A mid-ocean ridge (MOR) is a seafloor mountain system formed by plate tectonics. It typically has a depth of about 2,600 meters (8,500 ft) and rises about 2,000 meters (6,600 ft) above the deepest portion of an ocean basin. This feature is where seafloor spreading takes place along a divergent plate boundary. The rate of seafloor spreading determines the morphology of the crest of the mid-ocean ridge and its width in an ocean basin.
The production of new seafloor and oceanic lithosphere results from mantle upwelling in response to plate separation. The melt rises as magma at the linear weakness between the separating plates, and emerges as lava, creating new oceanic crust and lithosphere upon cooling.
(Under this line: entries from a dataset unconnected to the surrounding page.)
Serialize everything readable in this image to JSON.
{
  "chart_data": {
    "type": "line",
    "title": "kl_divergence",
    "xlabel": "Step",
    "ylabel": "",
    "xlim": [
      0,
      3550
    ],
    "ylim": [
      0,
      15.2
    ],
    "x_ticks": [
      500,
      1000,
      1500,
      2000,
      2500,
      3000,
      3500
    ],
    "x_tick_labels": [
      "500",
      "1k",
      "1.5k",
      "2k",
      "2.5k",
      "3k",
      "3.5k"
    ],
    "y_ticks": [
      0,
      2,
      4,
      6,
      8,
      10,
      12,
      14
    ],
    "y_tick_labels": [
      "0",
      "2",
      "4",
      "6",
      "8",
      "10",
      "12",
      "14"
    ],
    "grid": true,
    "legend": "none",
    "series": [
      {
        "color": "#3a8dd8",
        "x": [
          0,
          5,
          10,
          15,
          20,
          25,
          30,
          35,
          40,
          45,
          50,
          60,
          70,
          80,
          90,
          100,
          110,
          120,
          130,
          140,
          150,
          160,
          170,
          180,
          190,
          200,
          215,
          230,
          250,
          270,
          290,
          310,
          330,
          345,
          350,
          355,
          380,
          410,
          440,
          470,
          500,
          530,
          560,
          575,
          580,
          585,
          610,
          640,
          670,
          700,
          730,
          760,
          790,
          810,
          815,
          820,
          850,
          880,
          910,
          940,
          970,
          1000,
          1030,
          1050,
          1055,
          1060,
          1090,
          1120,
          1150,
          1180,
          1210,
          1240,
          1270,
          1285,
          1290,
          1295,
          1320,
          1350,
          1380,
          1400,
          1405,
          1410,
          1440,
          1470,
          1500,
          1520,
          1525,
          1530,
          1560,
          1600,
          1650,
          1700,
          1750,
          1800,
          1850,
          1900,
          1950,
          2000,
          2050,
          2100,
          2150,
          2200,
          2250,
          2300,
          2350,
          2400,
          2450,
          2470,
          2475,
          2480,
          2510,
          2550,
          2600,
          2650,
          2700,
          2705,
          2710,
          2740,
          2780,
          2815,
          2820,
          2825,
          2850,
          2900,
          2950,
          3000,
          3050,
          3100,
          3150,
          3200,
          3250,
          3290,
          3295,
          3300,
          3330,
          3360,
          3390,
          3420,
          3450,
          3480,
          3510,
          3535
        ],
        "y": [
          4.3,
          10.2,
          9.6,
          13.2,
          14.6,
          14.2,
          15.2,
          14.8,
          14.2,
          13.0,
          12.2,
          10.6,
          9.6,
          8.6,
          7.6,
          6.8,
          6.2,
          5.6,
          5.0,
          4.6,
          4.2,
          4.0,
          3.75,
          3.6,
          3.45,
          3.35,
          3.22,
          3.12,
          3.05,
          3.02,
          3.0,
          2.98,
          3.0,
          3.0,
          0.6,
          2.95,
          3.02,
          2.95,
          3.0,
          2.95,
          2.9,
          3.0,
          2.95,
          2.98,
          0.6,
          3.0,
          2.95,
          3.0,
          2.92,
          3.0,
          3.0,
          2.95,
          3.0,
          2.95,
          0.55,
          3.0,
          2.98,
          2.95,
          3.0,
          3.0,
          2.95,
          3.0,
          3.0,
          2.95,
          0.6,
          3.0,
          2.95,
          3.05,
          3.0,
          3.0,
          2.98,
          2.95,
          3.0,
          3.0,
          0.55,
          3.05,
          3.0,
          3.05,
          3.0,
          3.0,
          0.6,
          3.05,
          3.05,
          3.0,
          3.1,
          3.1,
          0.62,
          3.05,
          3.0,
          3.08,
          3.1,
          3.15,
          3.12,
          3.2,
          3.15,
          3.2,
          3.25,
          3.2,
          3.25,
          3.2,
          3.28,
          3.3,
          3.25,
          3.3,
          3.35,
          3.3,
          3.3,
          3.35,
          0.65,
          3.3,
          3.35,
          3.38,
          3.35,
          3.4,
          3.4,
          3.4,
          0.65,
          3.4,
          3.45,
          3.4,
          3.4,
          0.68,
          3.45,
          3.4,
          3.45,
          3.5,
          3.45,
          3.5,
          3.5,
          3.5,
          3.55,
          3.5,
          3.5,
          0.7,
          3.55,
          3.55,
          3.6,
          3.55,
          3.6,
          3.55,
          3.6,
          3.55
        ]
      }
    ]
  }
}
The first discovered mid-ocean ridge was the Mid-Atlantic Ridge, which is a spreading center that bisects the North and South Atlantic basins; hence the origin of the name 'mid-ocean ridge'. Most oceanic spreading centers are not in the middle of their hosting ocean basis but regardless, are traditionally called mid-ocean ridges. Mid-ocean ridges around the globe are linked by plate tectonic boundaries and the trace of the ridges across the ocean floor appears similar to the seam of a baseball. The mid-ocean ridge system thus is the longest mountain range on Earth, reaching about 65,000 km (40,000 mi).